Au fil de la soirée, les représentants de l’association ont rappelé à plusieurs reprises qu’aucune activité humaine n’est exempte de risque. Selon eux, la question ne réside pas dans l’existence ou non d’un risque zéro, mais dans son acceptabilité lorsqu’une ressource essentielle à l’alimentation en eau potable est concernée. L’ADRISE a souligné qu’un captage d’eau potable ne peut être remplacé par une simple mesure compensatoire et a insisté sur l’application rigoureuse de la séquence réglementaire « Éviter, Réduire, Compenser ». Pour l’association, la réflexion doit d’abord porter sur la possibilité d’éviter le risque par un autre choix d’implantation.

De nombreuses interrogations exprimées par les habitants

Plusieurs habitants ont pris la parole pour faire part de leurs préoccupations. Les interventions ont porté sur des thèmes variés : la protection du captage, le trafic routier, les nuisances potentielles, les effets cumulés du projet ainsi que la capacité du dossier à répondre aux interrogations du public. Les échanges ont permis à Jean-Marc Vergez, présent dans la salle, de répondre à plusieurs questions techniques soulevées par les participants. Parmi les sujets abordés figuraient notamment les odeurs, le trafic de camions, le stockage du digestat liquide à Bazillac, la sécurité liée au gaz, les risques d’explosion, la récupération des eaux de pluie ainsi que l’absence annoncée de prélèvement dans la nappe souterraine.

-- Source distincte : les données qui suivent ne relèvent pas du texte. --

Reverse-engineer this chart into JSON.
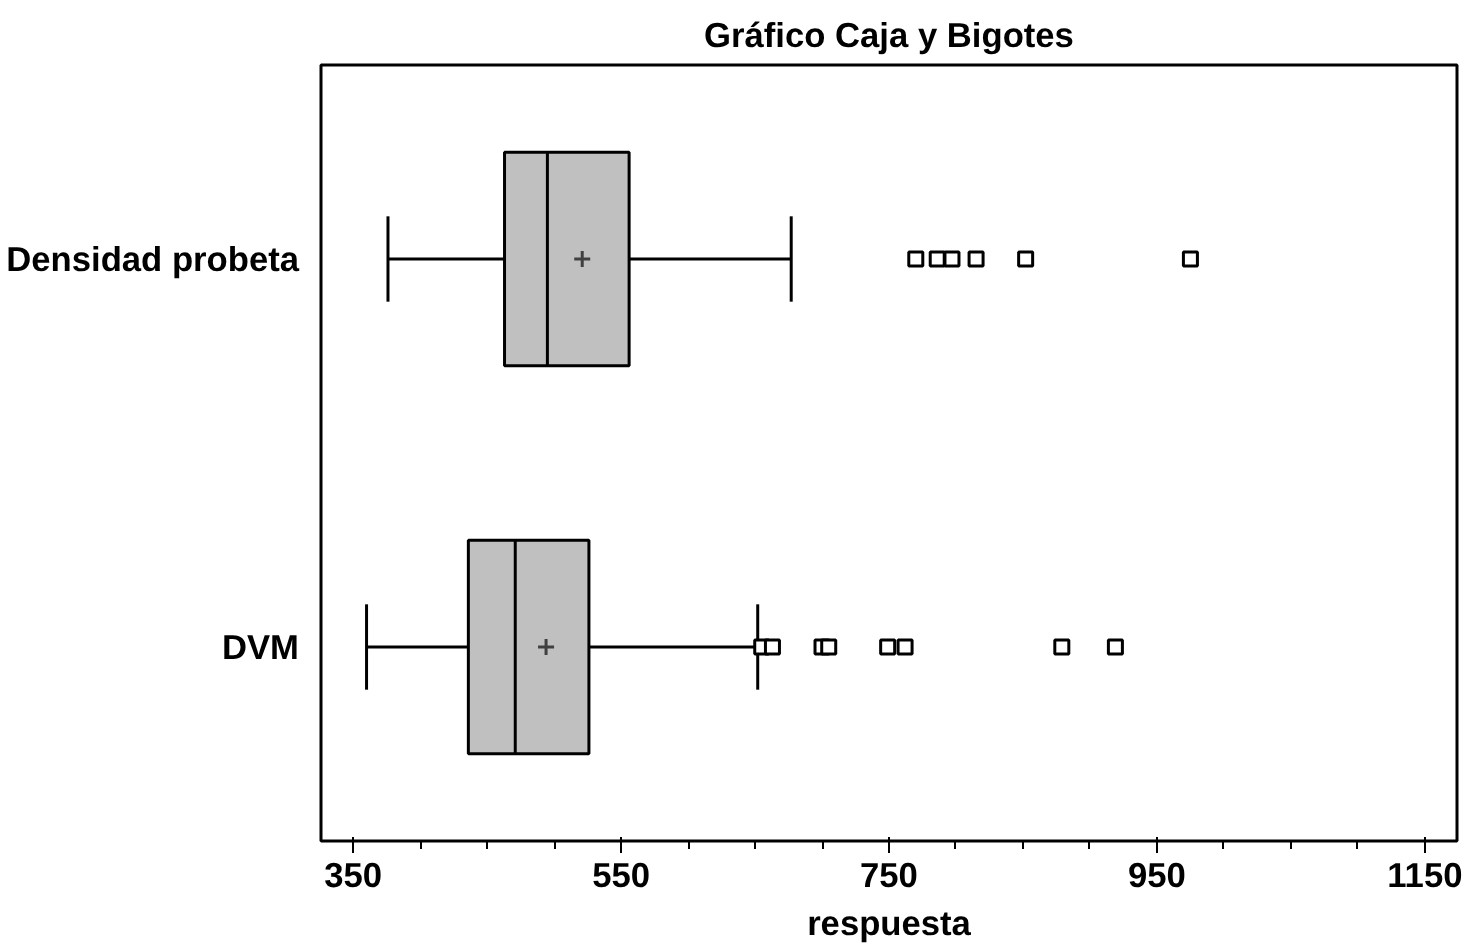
{
  "chart_data": {
    "type": "box",
    "orientation": "horizontal",
    "title": "Gráfico Caja y Bigotes",
    "xlabel": "respuesta",
    "categories": [
      "Densidad probeta",
      "DVM"
    ],
    "boxes": [
      {
        "low": 376,
        "q1": 463,
        "median": 495,
        "q3": 556,
        "high": 677,
        "mean": 521,
        "outliers": [
          770,
          786,
          797,
          815,
          852,
          975
        ]
      },
      {
        "low": 360,
        "q1": 436,
        "median": 471,
        "q3": 526,
        "high": 652,
        "mean": 494,
        "outliers": [
          655,
          663,
          700,
          705,
          749,
          762,
          879,
          919
        ]
      }
    ],
    "color": "#c0c0c0",
    "marker": "square",
    "xlim": [
      326,
      1174
    ],
    "xticks": [
      350,
      550,
      750,
      950,
      1150
    ],
    "grid": false
  }
}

Odeurs : des appréciations différentes selon les phases du procédé

Concernant les odeurs, le porteur du projet a indiqué que le digestat ne dégageait pas d’odeur comparable à celle du lisier. L’ADRISE a reconnu cet élément tout en rappelant que les matières entrantes, notamment les déchets verts fermentescibles, peuvent générer des odeurs lors des phases de stockage ou de manipulation. Cette question a fait partie des préoccupations régulièrement évoquées par les riverains présents.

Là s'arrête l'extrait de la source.